O sangue tingia a geada branca matinal, e enchia o ar de um cheiro quente e fétido.
Vasco sentiu a urgência do vómito chegar e caiu de joelhos na terra molhada.
Ficou ali horas...de joelhos, caído no vomitado, e em contemplação do animal morto.
Horas....não. Apenas alguns poucos minutos, que lhe pareceram sem fim.
Queria que os homens não mais se lembrassem dele, que esquecessem o javali morto, que esquecessem que o tinham trazido a ele para esta pantomima de sangue.
-Vasco! - a voz do pai, era mais que o chamado, era uma ordem. A voz do pai era sempre uma ordem.
- Aqui...estou aqui... acertou-lhe pai, o Senhor acertou-lhe, veja!
- Irra que é um grande bicho! Já viste o par de tomates? Olha pra isto rapaz! No dia que tiveres uns deste tamanho és um homem, ahahahah !
Vasco, baixou o olhar.
Não podia dizer ao pai, a compaixão que lhe despertava o animal ainda quente a sangrar, gritar-lhe na cara o quanto odiava aqueles rituais de marcação de território.
Não podia, apenas não podia...
- Anda daí. - o carinho do pai, não ia além destes encontrões. Tinha sido sempre assim. um empurrão aqui, um sopapo acolá. Ainda assim tinha melhor sorte que a mãe - aquele pensamento fez nascer-lhe um nó na garganta. O mesmo nó que sempre lhe calara os gritos nas noites escuras, em que ouvia a mãe chorar e gemer.
Lá foi.
II
Invejava Conceição....invejava-a com tanta força que às vezes a odiava.
Conceição era a irmã mais nova, a preferida do pai, a preferida do mundo. Ela e os seus vestidos de seda, vindos de propósito dos melhores armazéns da cidade grande. Ela e as suas revistas de moda, cheias de fotografias de corpos de raparigas e rapazes jovens e firmes. Tudo em Conceição era delicado, tudo era de vidro fino, até o sorriso dela era frio como o vidro mais fino.

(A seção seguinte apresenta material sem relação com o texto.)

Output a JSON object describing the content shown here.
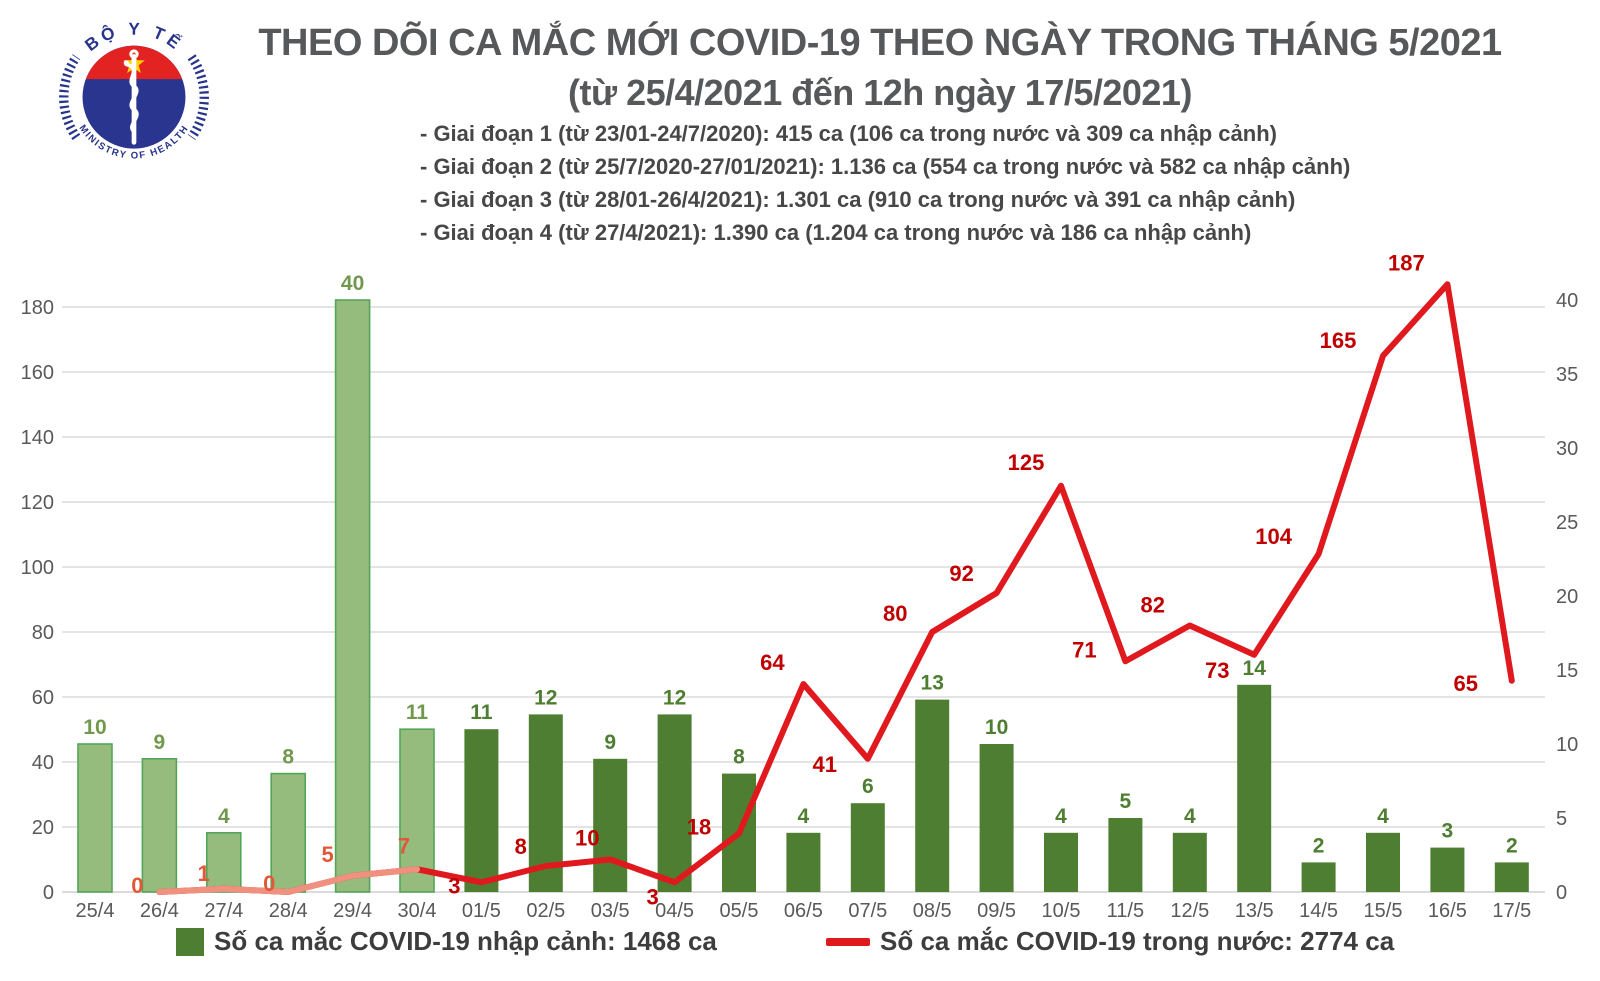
{
  "header": {
    "logo": {
      "top_text": "BỘ Y TẾ",
      "bottom_text": "MINISTRY OF HEALTH"
    },
    "title": "THEO DÕI CA MẮC MỚI COVID-19 THEO NGÀY TRONG THÁNG 5/2021",
    "subtitle": "(từ 25/4/2021 đến 12h ngày 17/5/2021)",
    "phases": [
      "- Giai đoạn 1 (từ 23/01-24/7/2020): 415 ca (106 ca trong nước và 309 ca nhập cảnh)",
      "- Giai đoạn 2 (từ 25/7/2020-27/01/2021): 1.136 ca (554 ca trong nước và 582 ca nhập cảnh)",
      "- Giai đoạn 3 (từ 28/01-26/4/2021): 1.301 ca (910 ca trong nước và 391 ca nhập cảnh)",
      "- Giai đoạn 4 (từ 27/4/2021): 1.390 ca (1.204 ca trong nước và 186 ca nhập cảnh)"
    ]
  },
  "chart_data": {
    "type": "combo-bar-line",
    "categories": [
      "25/4",
      "26/4",
      "27/4",
      "28/4",
      "29/4",
      "30/4",
      "01/5",
      "02/5",
      "03/5",
      "04/5",
      "05/5",
      "06/5",
      "07/5",
      "08/5",
      "09/5",
      "10/5",
      "11/5",
      "12/5",
      "13/5",
      "14/5",
      "15/5",
      "16/5",
      "17/5"
    ],
    "april_category_count": 6,
    "series": [
      {
        "name": "Số ca mắc COVID-19 nhập cảnh",
        "type": "bar",
        "axis": "right",
        "values": [
          10,
          9,
          4,
          8,
          40,
          11,
          11,
          12,
          9,
          12,
          8,
          4,
          6,
          13,
          10,
          4,
          5,
          4,
          14,
          2,
          4,
          3,
          2
        ]
      },
      {
        "name": "Số ca mắc COVID-19 trong nước",
        "type": "line",
        "axis": "left",
        "values": [
          null,
          0,
          1,
          0,
          5,
          7,
          3,
          8,
          10,
          3,
          18,
          64,
          41,
          80,
          92,
          125,
          71,
          82,
          73,
          104,
          165,
          187,
          65
        ]
      }
    ],
    "left_axis": {
      "ticks": [
        0,
        20,
        40,
        60,
        80,
        100,
        120,
        140,
        160,
        180
      ],
      "range": [
        0,
        180
      ]
    },
    "right_axis": {
      "ticks": [
        0,
        5,
        10,
        15,
        20,
        25,
        30,
        35,
        40
      ],
      "range": [
        0,
        41
      ]
    },
    "grid": true,
    "legend_position": "bottom",
    "colors": {
      "bar_april_fill": "#95bb7d",
      "bar_april_stroke": "#55a559",
      "bar_may_fill": "#4e7e32",
      "bar_label_april": "#71994e",
      "bar_label_may": "#4e7e32",
      "line_april": "#f0917f",
      "line_may": "#e0191f",
      "line_label_april": "#e25737",
      "line_label_may": "#c00000",
      "grid_line": "#dcdcdc",
      "axis_text": "#595959"
    }
  },
  "legend": {
    "bar_label": "Số ca mắc COVID-19 nhập cảnh: 1468 ca",
    "line_label": "Số ca mắc COVID-19 trong nước: 2774 ca"
  },
  "logo_colors": {
    "blue": "#27348b",
    "red": "#e32322",
    "star": "#ffd400"
  }
}
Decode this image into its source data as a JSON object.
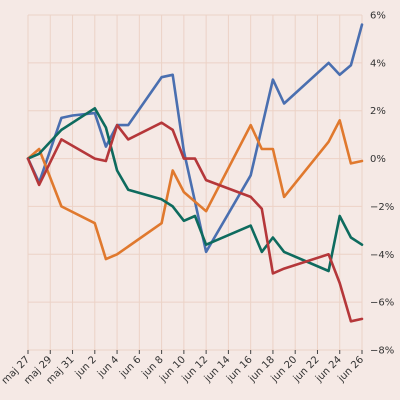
{
  "chart_data": {
    "type": "line",
    "title": "",
    "xlabel": "",
    "ylabel": "",
    "ylim": [
      -8,
      6
    ],
    "y_axis_side": "right",
    "y_ticks": [
      6,
      4,
      2,
      0,
      -2,
      -4,
      -6,
      -8
    ],
    "y_tick_labels": [
      "6%",
      "4%",
      "2%",
      "0%",
      "−2%",
      "−4%",
      "−6%",
      "−8%"
    ],
    "x_ticks": [
      "2024-05-27",
      "2024-05-29",
      "2024-05-31",
      "2024-06-02",
      "2024-06-04",
      "2024-06-06",
      "2024-06-08",
      "2024-06-10",
      "2024-06-12",
      "2024-06-14",
      "2024-06-16",
      "2024-06-18",
      "2024-06-20",
      "2024-06-22",
      "2024-06-24",
      "2024-06-26"
    ],
    "x_tick_labels": [
      "maj 27",
      "maj 29",
      "maj 31",
      "jun 2",
      "jun 4",
      "jun 6",
      "jun 8",
      "jun 10",
      "jun 12",
      "jun 14",
      "jun 16",
      "jun 18",
      "jun 20",
      "jun 22",
      "jun 24",
      "jun 26"
    ],
    "xlim": [
      "2024-05-27",
      "2024-06-26"
    ],
    "grid": true,
    "legend": "none",
    "series": [
      {
        "color": "#4a6fb0",
        "points": [
          [
            "2024-05-27",
            0.0
          ],
          [
            "2024-05-28",
            -1.0
          ],
          [
            "2024-05-30",
            1.7
          ],
          [
            "2024-05-31",
            1.8
          ],
          [
            "2024-06-02",
            1.9
          ],
          [
            "2024-06-03",
            0.5
          ],
          [
            "2024-06-04",
            1.4
          ],
          [
            "2024-06-05",
            1.4
          ],
          [
            "2024-06-08",
            3.4
          ],
          [
            "2024-06-09",
            3.5
          ],
          [
            "2024-06-10",
            0.3
          ],
          [
            "2024-06-12",
            -3.9
          ],
          [
            "2024-06-16",
            -0.7
          ],
          [
            "2024-06-18",
            3.3
          ],
          [
            "2024-06-19",
            2.3
          ],
          [
            "2024-06-23",
            4.0
          ],
          [
            "2024-06-24",
            3.5
          ],
          [
            "2024-06-25",
            3.9
          ],
          [
            "2024-06-26",
            5.6
          ]
        ]
      },
      {
        "color": "#e0792e",
        "points": [
          [
            "2024-05-27",
            0.0
          ],
          [
            "2024-05-28",
            0.4
          ],
          [
            "2024-05-30",
            -2.0
          ],
          [
            "2024-06-02",
            -2.7
          ],
          [
            "2024-06-03",
            -4.2
          ],
          [
            "2024-06-04",
            -4.0
          ],
          [
            "2024-06-08",
            -2.7
          ],
          [
            "2024-06-09",
            -0.5
          ],
          [
            "2024-06-10",
            -1.4
          ],
          [
            "2024-06-12",
            -2.2
          ],
          [
            "2024-06-16",
            1.4
          ],
          [
            "2024-06-17",
            0.4
          ],
          [
            "2024-06-18",
            0.4
          ],
          [
            "2024-06-19",
            -1.6
          ],
          [
            "2024-06-23",
            0.7
          ],
          [
            "2024-06-24",
            1.6
          ],
          [
            "2024-06-25",
            -0.2
          ],
          [
            "2024-06-26",
            -0.1
          ]
        ]
      },
      {
        "color": "#0e6b5e",
        "points": [
          [
            "2024-05-27",
            0.0
          ],
          [
            "2024-05-28",
            0.2
          ],
          [
            "2024-05-30",
            1.2
          ],
          [
            "2024-06-02",
            2.1
          ],
          [
            "2024-06-03",
            1.3
          ],
          [
            "2024-06-04",
            -0.5
          ],
          [
            "2024-06-05",
            -1.3
          ],
          [
            "2024-06-08",
            -1.7
          ],
          [
            "2024-06-09",
            -2.0
          ],
          [
            "2024-06-10",
            -2.6
          ],
          [
            "2024-06-11",
            -2.4
          ],
          [
            "2024-06-12",
            -3.6
          ],
          [
            "2024-06-16",
            -2.8
          ],
          [
            "2024-06-17",
            -3.9
          ],
          [
            "2024-06-18",
            -3.3
          ],
          [
            "2024-06-19",
            -3.9
          ],
          [
            "2024-06-23",
            -4.7
          ],
          [
            "2024-06-24",
            -2.4
          ],
          [
            "2024-06-25",
            -3.3
          ],
          [
            "2024-06-26",
            -3.6
          ]
        ]
      },
      {
        "color": "#b5373a",
        "points": [
          [
            "2024-05-27",
            0.0
          ],
          [
            "2024-05-28",
            -1.1
          ],
          [
            "2024-05-30",
            0.8
          ],
          [
            "2024-06-02",
            0.0
          ],
          [
            "2024-06-03",
            -0.1
          ],
          [
            "2024-06-04",
            1.4
          ],
          [
            "2024-06-05",
            0.8
          ],
          [
            "2024-06-08",
            1.5
          ],
          [
            "2024-06-09",
            1.2
          ],
          [
            "2024-06-10",
            0.0
          ],
          [
            "2024-06-11",
            0.0
          ],
          [
            "2024-06-12",
            -0.9
          ],
          [
            "2024-06-16",
            -1.6
          ],
          [
            "2024-06-17",
            -2.1
          ],
          [
            "2024-06-18",
            -4.8
          ],
          [
            "2024-06-19",
            -4.6
          ],
          [
            "2024-06-23",
            -4.0
          ],
          [
            "2024-06-24",
            -5.2
          ],
          [
            "2024-06-25",
            -6.8
          ],
          [
            "2024-06-26",
            -6.7
          ]
        ]
      }
    ]
  }
}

A ela ninguém a obrigava a matar bichos no campo.
Não tinha que provar nada a ninguém, muito menos a ele. Nascera marcada pela perfeição de ser mulher, e isso bastava para a manter numa redoma de cristal caro, onde só podiam penetrar elogios e mimos.
Não levantou os olhos da estrada, enquanto tentava acompanhar as passadas largas do pai até ao monte.
O resto dos homens tinham ido por outro caminho, e ali, além dos galhos e folhas a cederem às pisadas, nada mais se ouvia. Era sempre assim. Aliás era a única coisa confortável entre eles, o silêncio.
O pai de quando em vez, olhava de soslaio por cima do ombro, como que a querer certificar-se de que ele o seguia.
Ele seguia-o. Sempre. Estava castrado desde o dia em que nascera. Estava destinado a segui-lo para todo o sempre. Não lhe fora dada outra opção. E ele também já não tinha força, nem vontade para ter opções na vida.
Era cedo. O sol ainda nem aquecia a manhã e havia uma película branca por cima de árvores e arbustos. Como dizia a avó, "esta noite, a velha andou por aqui a peneirar farinha"....
Nem sabia porque se lembrava destas coisas. As mulheres da vida de Vasco eram a casa dele. Só com elas se sentia pessoa. Menos Conceição...essa não deixava ninguém ser pessoa, ninguém que não ela. Ela e os seus veludos sumptuosos, as suas cambraia frescas, as suas rendas finas...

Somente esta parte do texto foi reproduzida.